Volker Turk, High Commissioner for Human Rights, said hundreds of “non-Arab” civilians, primarily from Masalit communities, had been killed in such attacks.

These “developments echo a horrific past that must not be repeated”, he said. At least 300,000 people were killed in the Darfur war in the early 2000s.

Addressing the Human Rights Council in Geneva, Mr Turk said the latest attacks had occurred mainly in the region's capital, El Geneina, but also in at least eight other locations.

The RSF now control all but two localities and there were “worrying signs” of the involvement of militias often affiliated along tribal or ethnic lines, he added.

The rival Sudanese military is meanwhile conducting mobilisation campaigns that pose a “real risk” of sparking intercommunal tension and triggering further conflict, Mr Turk said.

The continuing conflict “has broken a nation”, he added.

According to the UN, the war in Sudan has uprooted more than five million people, including one million who have sought refuge in neighbouring states.

The country has seen an “epidemic of conflict-related sexual violence”, Mr Turk said. He added that his office had received credible reports of at least 45 incidents involving at least 95 victims, including 75 women, one man and 19 children.

“This is likely to be the tip of the iceberg. Reports are mainly coming from Khartoum State, and the Darfur and Kordofan regions.
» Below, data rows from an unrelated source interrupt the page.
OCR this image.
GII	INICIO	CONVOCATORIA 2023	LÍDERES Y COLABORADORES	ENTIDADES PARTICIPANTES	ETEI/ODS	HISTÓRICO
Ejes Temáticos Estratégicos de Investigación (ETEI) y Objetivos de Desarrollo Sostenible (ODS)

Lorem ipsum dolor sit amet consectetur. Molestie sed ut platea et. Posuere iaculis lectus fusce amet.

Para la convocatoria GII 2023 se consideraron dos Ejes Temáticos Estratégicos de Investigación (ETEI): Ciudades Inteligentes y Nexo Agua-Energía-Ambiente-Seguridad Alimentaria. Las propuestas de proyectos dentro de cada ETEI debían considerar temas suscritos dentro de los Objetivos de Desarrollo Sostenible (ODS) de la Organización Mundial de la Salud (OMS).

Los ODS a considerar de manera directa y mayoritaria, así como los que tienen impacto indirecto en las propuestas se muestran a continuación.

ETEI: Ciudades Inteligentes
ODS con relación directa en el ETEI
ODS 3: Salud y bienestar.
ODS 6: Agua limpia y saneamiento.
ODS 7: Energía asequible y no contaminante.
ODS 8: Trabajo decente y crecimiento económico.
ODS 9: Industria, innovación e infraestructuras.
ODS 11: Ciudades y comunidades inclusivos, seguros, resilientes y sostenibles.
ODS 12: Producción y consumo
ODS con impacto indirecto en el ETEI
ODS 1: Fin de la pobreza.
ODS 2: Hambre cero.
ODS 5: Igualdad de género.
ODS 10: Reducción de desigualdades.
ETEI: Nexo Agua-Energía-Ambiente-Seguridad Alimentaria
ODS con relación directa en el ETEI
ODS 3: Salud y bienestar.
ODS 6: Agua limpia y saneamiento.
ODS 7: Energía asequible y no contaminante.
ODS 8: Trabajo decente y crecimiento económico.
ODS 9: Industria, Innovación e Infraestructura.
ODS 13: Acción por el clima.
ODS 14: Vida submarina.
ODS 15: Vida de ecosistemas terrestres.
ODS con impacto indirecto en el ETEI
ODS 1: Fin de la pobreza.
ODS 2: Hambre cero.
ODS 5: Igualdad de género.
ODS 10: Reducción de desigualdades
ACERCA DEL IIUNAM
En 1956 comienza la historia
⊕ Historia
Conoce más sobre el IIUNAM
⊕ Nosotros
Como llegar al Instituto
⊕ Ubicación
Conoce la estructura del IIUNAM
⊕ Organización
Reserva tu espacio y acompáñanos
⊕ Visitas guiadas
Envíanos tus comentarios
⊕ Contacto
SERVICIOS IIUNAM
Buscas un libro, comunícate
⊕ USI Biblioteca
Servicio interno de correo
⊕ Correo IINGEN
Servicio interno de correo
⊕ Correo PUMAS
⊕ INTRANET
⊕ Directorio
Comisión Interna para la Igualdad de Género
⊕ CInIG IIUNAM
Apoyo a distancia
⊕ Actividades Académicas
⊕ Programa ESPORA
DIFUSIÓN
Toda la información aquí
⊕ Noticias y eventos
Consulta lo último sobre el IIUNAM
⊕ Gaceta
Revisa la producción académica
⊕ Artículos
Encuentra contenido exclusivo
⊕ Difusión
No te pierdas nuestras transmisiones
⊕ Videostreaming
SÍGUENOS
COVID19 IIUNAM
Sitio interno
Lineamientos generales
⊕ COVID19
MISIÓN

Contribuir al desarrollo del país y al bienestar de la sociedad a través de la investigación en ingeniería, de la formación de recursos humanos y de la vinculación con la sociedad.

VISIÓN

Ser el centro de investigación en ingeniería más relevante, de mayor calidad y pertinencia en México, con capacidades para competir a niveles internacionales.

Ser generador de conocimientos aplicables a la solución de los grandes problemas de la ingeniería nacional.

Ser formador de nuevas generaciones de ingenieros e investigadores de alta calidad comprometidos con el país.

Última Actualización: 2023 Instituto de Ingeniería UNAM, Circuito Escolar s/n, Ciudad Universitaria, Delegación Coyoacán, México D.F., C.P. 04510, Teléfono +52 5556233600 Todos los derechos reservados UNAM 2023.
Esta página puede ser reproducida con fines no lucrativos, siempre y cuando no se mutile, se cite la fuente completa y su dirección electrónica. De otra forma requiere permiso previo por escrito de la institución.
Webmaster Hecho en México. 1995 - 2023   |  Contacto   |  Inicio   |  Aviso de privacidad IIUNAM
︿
The majority of perpetrators – around 78 per cent – have been men in RSF uniform or armed men affiliated with the RSF,” he asserted.

He called for accountability for abuses committed by both sides, including “widespread arbitrary detention”.

“Hundreds – and likely thousands – are being held incommunicado in appalling conditions,” Mr Turk said.

Despite repeated promises by both sides to investigate the serious human rights abuses, “the silence has been deafening, with nobody held to account”.

US President Joe Biden’s top envoy to the UN, Linda Thomas-Greenfield, who last week visited the town of Adre in Chad on the border with Sudan, told reporters in a phone briefing on Tuesday that there is “no question” that the two generals are “fighting for power and the people of Sudan are suffering because of that fight”.

“We have said very clearly to parties across the region that they should not support either side in this really unconscionable war,” she said.